Él no se daba cuenta, o así parecía; o si se la daba aceptaba ese ridículo sin mala cara y hasta con un punto de orgullo, como parte de la tarea. Y como en el trabajo era esforzado y serio y además un entusiasta, no podía situarse por encima o burlarse de ninguna de sus partes. Supongo que con el mismo espíritu disciplinado y conforme se dejó crecer perdularias patillas en los años setenta y consintió en salir a los escenarios ataviado de mamarracho circense, con trajes de lentejuelas o flecos de fantasía y pantalones acampanados con raja, anchos cinturones de puta bisoña y taconadas botitas de duende, y una capa corta -una capa- que lo asemejaba más a Superratón que al probable modelo imitado, Supermán, imagino. Por suerte no lo traté en esa época, ni siquiera diez días, y en los años sesenta en que lo conocí no tuvo que rebajarse tanto, pero tampoco se vio libre de las extravagancias que se les ocurrían a otros, y me temo que fue en Fun in Acapulco donde le tocaron más fantochadas.

Cada vez que presenciaba el rodaje de una nueva escena yo pensaba: "Oh no, Dios mío, eso no, señor Presley", y lo asombroso era que el señor Presley parecía no dar importancia a nada e incluso disfrutar del horror con su indudable capacidad de zumba. Yo no creo que estuviera satisfecho ni ufano, sino que no se atrevía a defraudar con reparos o con negativas a alguien cercano que hubiera tenido la delirante idea de turno, fuese el Coronel Tom Parker o el coreógrafo O'Curran o el propio productor Hal Wallis o incluso aquel cuarteto del nombre ofensivo, The Four Amigos, que tenían ocurrencias a pares.
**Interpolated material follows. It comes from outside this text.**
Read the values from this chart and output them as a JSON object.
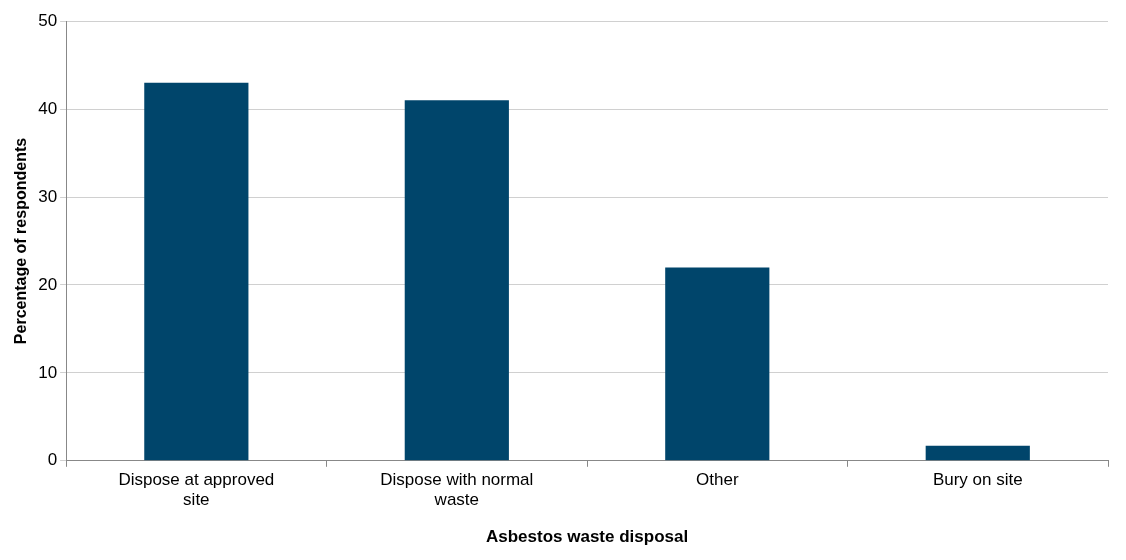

O quizá estaba tan confiado en sus dotes que pensaba que saldría airoso de cualquier barrabasada, lo cierto es que a lo largo de su carrera cantó de todo y en todas las lenguas -y para éstas no estaba desde luego dotado- sin que su prestigio se desplomara. Pero eso aún no lo sabíamos.
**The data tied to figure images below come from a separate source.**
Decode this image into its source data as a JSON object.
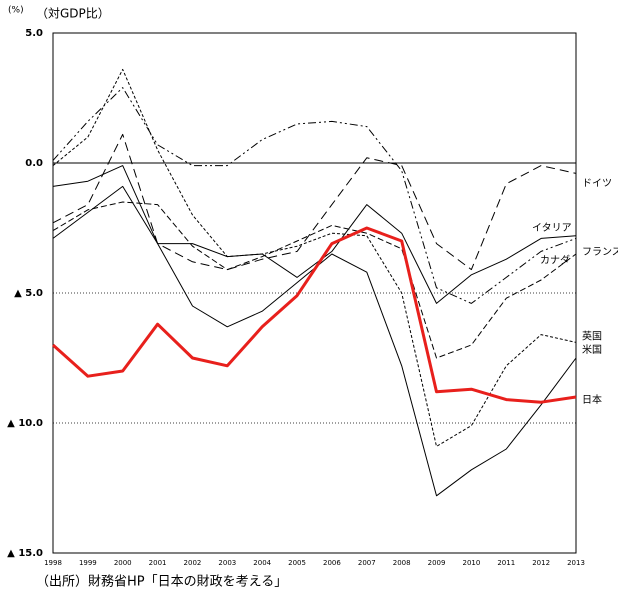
{
  "chart_data": {
    "type": "line",
    "unit": "(%)",
    "subtitle": "（対GDP比）",
    "source": "（出所）財務省HP「日本の財政を考える」",
    "categories": [
      "1998",
      "1999",
      "2000",
      "2001",
      "2002",
      "2003",
      "2004",
      "2005",
      "2006",
      "2007",
      "2008",
      "2009",
      "2010",
      "2011",
      "2012",
      "2013"
    ],
    "ylim": [
      -15,
      5
    ],
    "yticks": [
      {
        "value": 5,
        "label": "5.0"
      },
      {
        "value": 0,
        "label": "0.0"
      },
      {
        "value": -5,
        "label": "▲ 5.0"
      },
      {
        "value": -10,
        "label": "▲ 10.0"
      },
      {
        "value": -15,
        "label": "▲ 15.0"
      }
    ],
    "series": [
      {
        "name": "ドイツ",
        "color": "#000000",
        "dash": "9,5",
        "values": [
          -2.3,
          -1.6,
          1.1,
          -3.1,
          -3.8,
          -4.1,
          -3.7,
          -3.4,
          -1.6,
          0.2,
          -0.1,
          -3.1,
          -4.1,
          -0.8,
          -0.1,
          -0.4
        ]
      },
      {
        "name": "イタリア",
        "color": "#000000",
        "dash": "",
        "values": [
          -2.9,
          -1.9,
          -0.9,
          -3.1,
          -3.1,
          -3.6,
          -3.5,
          -4.4,
          -3.4,
          -1.6,
          -2.7,
          -5.4,
          -4.3,
          -3.7,
          -2.9,
          -2.8
        ]
      },
      {
        "name": "フランス",
        "color": "#000000",
        "dash": "6,3",
        "values": [
          -2.6,
          -1.8,
          -1.5,
          -1.6,
          -3.2,
          -4.1,
          -3.6,
          -3.0,
          -2.4,
          -2.7,
          -3.3,
          -7.5,
          -7.0,
          -5.2,
          -4.5,
          -3.5
        ]
      },
      {
        "name": "カナダ",
        "color": "#000000",
        "dash": "8,3,2,3,2,3",
        "values": [
          0.1,
          1.6,
          2.9,
          0.7,
          -0.1,
          -0.1,
          0.9,
          1.5,
          1.6,
          1.4,
          -0.3,
          -4.8,
          -5.4,
          -4.4,
          -3.4,
          -2.9
        ]
      },
      {
        "name": "英国",
        "color": "#000000",
        "dash": "3,2",
        "values": [
          -0.1,
          1.0,
          3.6,
          0.5,
          -2.0,
          -3.6,
          -3.5,
          -3.2,
          -2.7,
          -2.8,
          -5.0,
          -10.9,
          -10.1,
          -7.8,
          -6.6,
          -6.9
        ]
      },
      {
        "name": "米国",
        "color": "#000000",
        "dash": "",
        "values": [
          -0.9,
          -0.7,
          -0.1,
          -3.1,
          -5.5,
          -6.3,
          -5.7,
          -4.6,
          -3.5,
          -4.2,
          -7.8,
          -12.8,
          -11.8,
          -11.0,
          -9.3,
          -7.5
        ]
      },
      {
        "name": "日本",
        "color": "#e8201c",
        "dash": "",
        "width": 3,
        "values": [
          -7.0,
          -8.2,
          -8.0,
          -6.2,
          -7.5,
          -7.8,
          -6.3,
          -5.1,
          -3.1,
          -2.5,
          -3.0,
          -8.8,
          -8.7,
          -9.1,
          -9.2,
          -9.0
        ]
      }
    ]
  }
}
"Oh no, santo cielo, ahórrenle algo", pensaba yo cuando descubría que Presley iba a tocar la pandereta y a jugar con un sombrero mexicano rodeado de mariachis de feria -el Mariachi Aguila y el Mariachi Los Vaqueros, para mí indistinguibles- mientras cantaban Vino, dinero y amor todos a coro. "Oh Señor, no lo permitas-, pensaba cuando me anunciaban que el señor Presley habla de vestirse de corto con chorreras en la camisa y faja escarlata para interpretar la solemne canción El Toro al tiempo que zapateaba. "Oh no, por favor, qué opinará su padre cuando vea esto", pensaba mientras él acometía Y el torero era una dama con traje aproximadamente ranchero y haciendo ondear un capote taurino por encima de su repeinada cabeza o posándoselo sobre los hombros por el lado amarillo como si fuera un manto. "Oh no, esto ya es ir demasiado lejos, esto es un regicidio", pensé cuando leí en el guión que en la última escena Presley debía cantar Guadalajara en español y al borde del precipicio, jaleado hipócritamente por todos los mariachis juntos. Pero esto es capitulo aparte, y no fue culpa mía el desastre idiomático.